Texas Attorney General Ken Paxton has launched an investigation into Meta and Character.AI, accusing the companies of misleading children with AI-powered mental health tools “disguised as therapy.” Texas has issued civil investigative demands to probe possible consumer protection violations.
False advertising and deceptive trade practices
The investigation focuses on claims that the companies allowed AI chatbots to impersonate licensed mental health professionals, despite lacking medical credentials or oversight. In a press release, Paxton said some bots fabricated qualifications and presented themselves as legitimate counseling options.
Officials warned that such tactics risk deceiving children into thinking they are receiving professional care; instead, the advice is described as generic output tailored from personal data collected during chats.
Terms of service reviewed by investigators show interactions are logged and tracked, with the data allegedly funneled into advertising and algorithm development. According to Paxton, this conduct may amount to false advertising and deceptive trade practices.
Companies deny offering professional mental health services
Meta told TechCrunch that its AI tools are not substitutes for licensed therapists. The company said its chatbots display notices to remind users that answers come from artificial intelligence, not humans, and that they are built to encourage people to seek professional help when needed.

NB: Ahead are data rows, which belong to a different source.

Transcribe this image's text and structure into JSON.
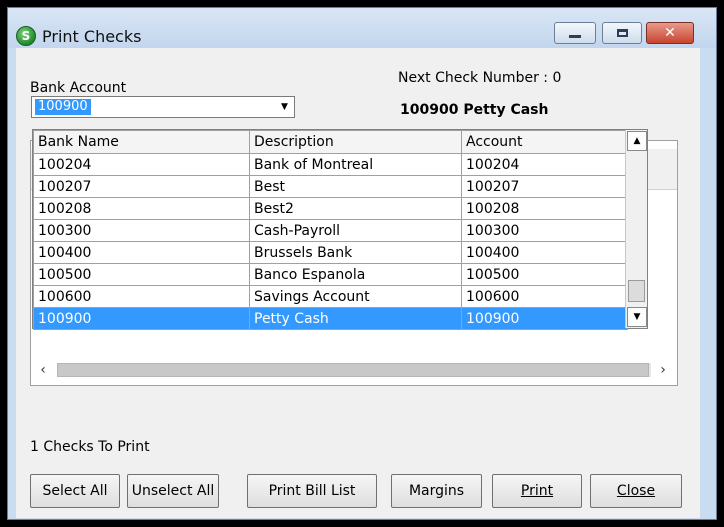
{
  "window": {
    "title": "Print Checks",
    "app_icon_letter": "S"
  },
  "form": {
    "bank_account_label": "Bank Account",
    "bank_account_value": "100900",
    "next_check_label": "Next Check Number : 0",
    "selected_account_desc": "100900 Petty Cash",
    "checks_to_print": "1 Checks To Print"
  },
  "grid": {
    "columns": [
      "Bank Name",
      "Description",
      "Account"
    ],
    "rows": [
      {
        "bank_name": "100204",
        "description": "Bank of Montreal",
        "account": "100204",
        "selected": false
      },
      {
        "bank_name": "100207",
        "description": "Best",
        "account": "100207",
        "selected": false
      },
      {
        "bank_name": "100208",
        "description": "Best2",
        "account": "100208",
        "selected": false
      },
      {
        "bank_name": "100300",
        "description": "Cash-Payroll",
        "account": "100300",
        "selected": false
      },
      {
        "bank_name": "100400",
        "description": "Brussels Bank",
        "account": "100400",
        "selected": false
      },
      {
        "bank_name": "100500",
        "description": "Banco Espanola",
        "account": "100500",
        "selected": false
      },
      {
        "bank_name": "100600",
        "description": "Savings Account",
        "account": "100600",
        "selected": false
      },
      {
        "bank_name": "100900",
        "description": "Petty Cash",
        "account": "100900",
        "selected": true
      }
    ]
  },
  "buttons": {
    "select_all": "Select All",
    "unselect_all": "Unselect All",
    "print_bill_list": "Print Bill List",
    "margins": "Margins",
    "print": "Print",
    "close": "Close"
  },
  "colors": {
    "selection": "#3399ff",
    "title_bar": "#c9dcf0",
    "close_button": "#c8442f"
  }
}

Character.AI made a similar argument, pointing out that chats are accompanied by messages clarifying that the bots are fictional. The AI firm said it applies additional warnings if a user creates a character with titles such as “doctor” or “therapist,” emphasizing that they should not be treated as real medical advice.
Families and lawmakers turn up the heat on Meta and Character.AI
Paxton’s probe adds to growing legal and political challenges confronting the two companies.
Character.AI is already the target of lawsuits from families who say its chatbots endangered children, with a Florida mother blaming the platform for her 14-year-old son’s suicide, alleging a bot posed as a psychotherapist and romantic partner while repeatedly raising suicide.
Two other families accuse Character.AI of exposing minors to sexual content, encouraging self-harm, and even suggesting a teenager could kill his parents after screen-time restrictions.
Meta has faced its own scrutiny. A Reuters investigation revealed an internal policy document that permitted its bots to engage in romantic exchanges with children, provide false medical advice, and generate racist content. Meta confirmed the document’s authenticity but later removed sections and admitted enforcement had been inconsistent.
These drew the attention of Congress. Senators Alex Padilla and Peter Welch pressed AI firms, including Character.AI, for safety disclosures, warning that children risk harmful attachments to chatbots and may share sensitive information that the systems are unqualified to handle, while Senators Josh Hawley and Marsha Blackburn called for a federal investigation into Meta.
No technology is worth more than a child’s safety
As chatbots move from labs into everyday apps and messages, the risks land in the same places kids do.
When AI is accessible to virtually anyone, guardrails are no longer optional. Because when these tools reach children, the cost of failure is measured in lives.